Cette réalité est vivante au sein du Rassemblement des forces politiques et sociales acquises au changement, d’autant plus que les départs s’annoncent presque chaque jour qui passe. La dernière en date, est celle du fils Kyungu wa Kumwanza, à savoir Marcel Kyungu Sala, Secrétaire général national-adjoint en charge de la Jeunesse au sein de l’Union nationale des fédéralistes du Congo (Unadef),  ainsi que son épouse, Kona Kata Cathy, députée provinciale de Tanganyika.         

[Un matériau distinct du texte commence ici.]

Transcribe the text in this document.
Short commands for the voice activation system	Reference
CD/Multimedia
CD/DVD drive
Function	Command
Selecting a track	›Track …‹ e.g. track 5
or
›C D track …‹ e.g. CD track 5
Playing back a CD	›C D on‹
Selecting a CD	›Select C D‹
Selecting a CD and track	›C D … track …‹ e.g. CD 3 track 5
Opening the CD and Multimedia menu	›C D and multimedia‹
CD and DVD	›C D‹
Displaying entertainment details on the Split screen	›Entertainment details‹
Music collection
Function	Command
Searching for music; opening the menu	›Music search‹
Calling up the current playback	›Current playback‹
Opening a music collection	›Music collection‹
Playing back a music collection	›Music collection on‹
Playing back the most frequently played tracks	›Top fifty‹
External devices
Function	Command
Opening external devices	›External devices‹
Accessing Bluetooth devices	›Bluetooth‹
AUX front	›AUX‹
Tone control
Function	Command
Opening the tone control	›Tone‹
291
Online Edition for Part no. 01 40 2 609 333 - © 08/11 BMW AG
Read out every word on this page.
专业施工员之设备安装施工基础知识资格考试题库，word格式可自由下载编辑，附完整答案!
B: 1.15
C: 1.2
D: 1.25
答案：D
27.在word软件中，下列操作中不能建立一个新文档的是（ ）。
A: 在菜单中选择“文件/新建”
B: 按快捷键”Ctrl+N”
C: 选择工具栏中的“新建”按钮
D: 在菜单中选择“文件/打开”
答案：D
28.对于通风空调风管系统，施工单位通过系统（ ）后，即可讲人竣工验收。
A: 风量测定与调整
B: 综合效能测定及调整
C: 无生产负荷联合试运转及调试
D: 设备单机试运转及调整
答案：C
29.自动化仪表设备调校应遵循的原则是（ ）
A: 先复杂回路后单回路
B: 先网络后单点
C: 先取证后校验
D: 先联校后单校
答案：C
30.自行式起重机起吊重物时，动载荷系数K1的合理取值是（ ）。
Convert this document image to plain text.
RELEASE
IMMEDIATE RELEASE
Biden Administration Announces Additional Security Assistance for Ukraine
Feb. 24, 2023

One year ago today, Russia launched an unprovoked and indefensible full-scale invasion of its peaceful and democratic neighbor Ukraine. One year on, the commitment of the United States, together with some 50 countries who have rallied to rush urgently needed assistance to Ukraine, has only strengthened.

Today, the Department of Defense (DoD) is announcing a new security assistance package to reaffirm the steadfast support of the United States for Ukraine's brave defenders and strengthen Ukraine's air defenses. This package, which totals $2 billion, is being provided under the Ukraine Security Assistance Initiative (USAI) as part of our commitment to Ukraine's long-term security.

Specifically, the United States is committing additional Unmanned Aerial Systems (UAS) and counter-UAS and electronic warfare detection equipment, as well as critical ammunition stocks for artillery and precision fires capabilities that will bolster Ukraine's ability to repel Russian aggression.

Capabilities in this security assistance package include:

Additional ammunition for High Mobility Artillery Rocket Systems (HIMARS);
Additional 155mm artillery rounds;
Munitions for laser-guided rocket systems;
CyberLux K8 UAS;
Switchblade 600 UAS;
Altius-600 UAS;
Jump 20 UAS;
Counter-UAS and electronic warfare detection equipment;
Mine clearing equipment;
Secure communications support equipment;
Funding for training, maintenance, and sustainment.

Ce journal considère par ailleurs : « Ces départs sont les conséquences logiques de l’adresse du Chef de l’Etat sur l’état de la Nation qui a provoqué un effet boomerang au sein du Rassemblement où la maison se vide, lasse des ordres susceptibles de bruler la République pour servir les intérêts d’un individu, plutôt que d’opter la voie de la raison ».

Et L’Avenir d’ajouter : « Au vu des 19 de chaque mois de l’année 2016 qui ne produisent aucun effet politique susceptible de renverser le pouvoir par la force, certaines têtes du Rassemblement se lassent du sens même du combat dans lequel ils se sont engagés.